Page:Boyer d’Argens - Lettres juives, 1754, tome 2.djvu/49

Cette page n’a pas encore été corrigée


On regarde un roman comme un ouvrage fait uniquement pour amuser. Ce ne doit pas être le but pour lequel on doit le composer. Tout livre qui ne joint pas l’utile à l’agréable, est peu digne de l’estime des connoisseurs. En amusant l’esprit, il faut instruire le cœur. C’est par-là que les plus grands hommes ont illustré leurs écrits.

Un écrivain qui, plein de fictions & d’imaginations hardies, amuse les lecteurs dans le cours de douze volumes d’incidens ménagés adroitement & d’une manière intéressante, & qui cependant à la fin de son livre n’a rempli les esprits que d’enlevemens, de duels, de pleurs, de désespoirs & de larmes [1], n’a ni la science d’instruire, ni le don d’atteindre à la perfection ; il ne posséde de son art que la moindre partie.
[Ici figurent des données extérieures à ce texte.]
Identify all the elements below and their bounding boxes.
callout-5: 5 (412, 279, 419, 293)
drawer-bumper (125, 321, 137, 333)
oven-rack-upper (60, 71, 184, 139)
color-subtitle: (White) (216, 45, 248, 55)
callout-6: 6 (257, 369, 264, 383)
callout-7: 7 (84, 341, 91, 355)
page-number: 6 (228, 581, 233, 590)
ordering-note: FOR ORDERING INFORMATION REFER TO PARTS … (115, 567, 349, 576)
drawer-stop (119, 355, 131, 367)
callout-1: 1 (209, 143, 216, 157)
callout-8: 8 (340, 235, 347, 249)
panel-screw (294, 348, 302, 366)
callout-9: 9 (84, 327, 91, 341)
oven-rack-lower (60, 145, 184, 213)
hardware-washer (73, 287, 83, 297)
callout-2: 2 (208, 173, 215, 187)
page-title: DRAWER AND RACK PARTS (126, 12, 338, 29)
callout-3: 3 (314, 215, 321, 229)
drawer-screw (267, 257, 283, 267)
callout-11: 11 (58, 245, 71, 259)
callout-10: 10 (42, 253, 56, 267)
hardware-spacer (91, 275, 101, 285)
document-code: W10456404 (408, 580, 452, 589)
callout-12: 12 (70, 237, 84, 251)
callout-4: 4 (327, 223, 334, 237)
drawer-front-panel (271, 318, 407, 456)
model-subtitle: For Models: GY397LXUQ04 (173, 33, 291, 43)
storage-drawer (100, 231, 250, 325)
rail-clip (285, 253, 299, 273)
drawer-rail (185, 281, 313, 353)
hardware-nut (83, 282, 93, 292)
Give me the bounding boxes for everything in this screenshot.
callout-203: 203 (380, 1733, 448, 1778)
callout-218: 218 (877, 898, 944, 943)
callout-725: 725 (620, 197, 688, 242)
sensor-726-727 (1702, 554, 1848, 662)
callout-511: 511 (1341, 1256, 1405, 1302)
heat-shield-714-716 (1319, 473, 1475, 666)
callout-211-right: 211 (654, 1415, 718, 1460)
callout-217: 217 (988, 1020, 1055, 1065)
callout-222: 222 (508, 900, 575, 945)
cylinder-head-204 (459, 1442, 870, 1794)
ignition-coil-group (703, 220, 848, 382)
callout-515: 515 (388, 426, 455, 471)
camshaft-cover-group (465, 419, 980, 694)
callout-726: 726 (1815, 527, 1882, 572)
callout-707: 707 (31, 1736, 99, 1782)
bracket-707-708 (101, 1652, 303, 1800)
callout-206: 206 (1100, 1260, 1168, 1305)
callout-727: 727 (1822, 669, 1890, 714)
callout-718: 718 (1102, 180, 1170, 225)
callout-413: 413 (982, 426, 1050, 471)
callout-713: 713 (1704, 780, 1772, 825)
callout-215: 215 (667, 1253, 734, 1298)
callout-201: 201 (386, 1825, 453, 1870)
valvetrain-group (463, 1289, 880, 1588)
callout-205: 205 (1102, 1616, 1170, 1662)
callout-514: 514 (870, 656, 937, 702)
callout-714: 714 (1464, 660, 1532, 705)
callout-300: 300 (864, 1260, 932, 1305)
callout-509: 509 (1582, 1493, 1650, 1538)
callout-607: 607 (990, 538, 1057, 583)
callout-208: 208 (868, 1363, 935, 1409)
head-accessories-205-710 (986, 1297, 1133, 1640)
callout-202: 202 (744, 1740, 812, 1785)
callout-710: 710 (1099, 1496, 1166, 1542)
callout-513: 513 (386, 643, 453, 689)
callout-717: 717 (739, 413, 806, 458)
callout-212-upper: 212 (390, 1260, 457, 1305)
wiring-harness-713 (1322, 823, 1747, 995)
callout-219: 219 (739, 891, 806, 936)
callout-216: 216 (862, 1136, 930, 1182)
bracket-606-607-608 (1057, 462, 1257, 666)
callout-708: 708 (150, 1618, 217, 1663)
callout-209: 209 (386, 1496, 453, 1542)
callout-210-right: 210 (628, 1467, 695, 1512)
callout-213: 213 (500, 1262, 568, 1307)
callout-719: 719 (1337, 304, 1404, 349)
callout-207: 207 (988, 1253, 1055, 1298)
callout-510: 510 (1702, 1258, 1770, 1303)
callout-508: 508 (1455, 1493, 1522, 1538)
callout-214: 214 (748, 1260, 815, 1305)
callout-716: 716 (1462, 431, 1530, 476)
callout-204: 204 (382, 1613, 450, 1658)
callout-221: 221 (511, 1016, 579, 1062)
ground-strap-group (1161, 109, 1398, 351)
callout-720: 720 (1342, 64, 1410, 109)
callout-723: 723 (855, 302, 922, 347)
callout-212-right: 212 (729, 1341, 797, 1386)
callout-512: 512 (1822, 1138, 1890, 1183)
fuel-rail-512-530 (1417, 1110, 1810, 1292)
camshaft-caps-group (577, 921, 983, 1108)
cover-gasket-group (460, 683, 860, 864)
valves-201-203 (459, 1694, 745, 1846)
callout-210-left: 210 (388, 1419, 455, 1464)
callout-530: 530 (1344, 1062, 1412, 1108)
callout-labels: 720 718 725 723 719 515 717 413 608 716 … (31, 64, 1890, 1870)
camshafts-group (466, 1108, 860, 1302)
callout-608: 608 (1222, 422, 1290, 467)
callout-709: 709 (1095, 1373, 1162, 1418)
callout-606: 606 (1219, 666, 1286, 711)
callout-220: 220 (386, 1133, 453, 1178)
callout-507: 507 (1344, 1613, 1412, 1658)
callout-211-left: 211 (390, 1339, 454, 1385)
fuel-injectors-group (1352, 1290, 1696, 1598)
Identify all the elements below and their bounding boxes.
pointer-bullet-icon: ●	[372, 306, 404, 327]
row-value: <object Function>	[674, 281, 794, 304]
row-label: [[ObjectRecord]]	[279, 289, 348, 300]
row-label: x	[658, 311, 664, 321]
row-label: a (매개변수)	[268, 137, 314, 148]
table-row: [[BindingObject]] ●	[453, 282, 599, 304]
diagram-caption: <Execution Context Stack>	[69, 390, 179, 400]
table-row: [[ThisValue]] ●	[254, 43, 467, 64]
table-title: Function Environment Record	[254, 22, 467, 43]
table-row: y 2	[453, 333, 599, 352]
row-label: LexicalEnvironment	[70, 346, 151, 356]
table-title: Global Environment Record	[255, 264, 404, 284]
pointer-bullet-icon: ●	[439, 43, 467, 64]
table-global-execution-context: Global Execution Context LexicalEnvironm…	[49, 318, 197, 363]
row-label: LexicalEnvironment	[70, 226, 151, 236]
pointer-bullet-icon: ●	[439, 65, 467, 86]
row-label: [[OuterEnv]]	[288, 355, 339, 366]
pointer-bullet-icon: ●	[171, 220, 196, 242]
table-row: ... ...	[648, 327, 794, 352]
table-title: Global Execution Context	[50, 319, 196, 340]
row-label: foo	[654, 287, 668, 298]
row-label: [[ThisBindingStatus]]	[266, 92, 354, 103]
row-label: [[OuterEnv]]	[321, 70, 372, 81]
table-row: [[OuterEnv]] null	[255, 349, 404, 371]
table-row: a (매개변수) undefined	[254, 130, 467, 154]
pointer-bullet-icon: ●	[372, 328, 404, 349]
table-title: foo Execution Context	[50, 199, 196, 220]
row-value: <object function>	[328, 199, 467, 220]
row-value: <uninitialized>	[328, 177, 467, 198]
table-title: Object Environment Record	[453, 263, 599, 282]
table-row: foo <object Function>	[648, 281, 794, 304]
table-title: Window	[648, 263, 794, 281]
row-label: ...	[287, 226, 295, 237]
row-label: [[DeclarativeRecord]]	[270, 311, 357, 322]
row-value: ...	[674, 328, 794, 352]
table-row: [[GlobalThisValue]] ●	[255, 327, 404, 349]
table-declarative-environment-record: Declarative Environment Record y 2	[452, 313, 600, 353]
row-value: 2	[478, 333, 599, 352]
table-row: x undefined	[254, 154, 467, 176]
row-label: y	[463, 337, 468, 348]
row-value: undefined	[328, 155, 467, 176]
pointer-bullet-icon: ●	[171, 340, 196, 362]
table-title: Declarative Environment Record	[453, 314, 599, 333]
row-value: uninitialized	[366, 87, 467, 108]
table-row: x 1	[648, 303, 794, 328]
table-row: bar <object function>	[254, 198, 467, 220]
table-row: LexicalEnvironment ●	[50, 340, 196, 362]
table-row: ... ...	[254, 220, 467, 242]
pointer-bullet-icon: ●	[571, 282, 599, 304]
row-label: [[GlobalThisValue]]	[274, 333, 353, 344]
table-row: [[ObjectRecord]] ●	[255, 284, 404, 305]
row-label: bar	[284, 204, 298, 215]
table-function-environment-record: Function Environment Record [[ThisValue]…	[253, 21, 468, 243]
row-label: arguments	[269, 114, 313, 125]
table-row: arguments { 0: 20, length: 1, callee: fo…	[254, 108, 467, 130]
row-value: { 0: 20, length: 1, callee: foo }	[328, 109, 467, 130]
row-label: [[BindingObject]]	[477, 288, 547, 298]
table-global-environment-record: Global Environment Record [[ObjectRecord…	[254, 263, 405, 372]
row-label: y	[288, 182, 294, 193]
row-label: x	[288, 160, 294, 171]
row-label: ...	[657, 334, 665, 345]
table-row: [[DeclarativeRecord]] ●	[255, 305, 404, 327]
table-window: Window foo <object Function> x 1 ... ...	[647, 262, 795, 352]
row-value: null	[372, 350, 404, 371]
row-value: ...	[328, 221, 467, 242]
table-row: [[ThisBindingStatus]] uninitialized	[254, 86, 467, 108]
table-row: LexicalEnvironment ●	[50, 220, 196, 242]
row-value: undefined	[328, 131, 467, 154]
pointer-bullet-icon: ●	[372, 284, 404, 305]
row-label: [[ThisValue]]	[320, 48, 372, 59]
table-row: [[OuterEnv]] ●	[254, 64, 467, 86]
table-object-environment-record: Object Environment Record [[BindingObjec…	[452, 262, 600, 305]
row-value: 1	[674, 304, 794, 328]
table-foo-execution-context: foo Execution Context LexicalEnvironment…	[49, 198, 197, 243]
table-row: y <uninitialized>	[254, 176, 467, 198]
Un auteur qui plaît sans instruire, ne plaît pas long-tems : il voit son livre moisir dans la boutique du libraire ; & ses ouvrages ont le sort des mauvais sermons & des froids panégyriques.

Autrefois les romans n’étoient qu’un ramas d’aventures tragiques qui enlevoient l’imagination, & déchiroient le cœur. [2]

On les lisoit avec plaisir,

  1. La Calprenede.
  2. Le Polexandre de Gomberville, l’Ariane de des Marets, &c.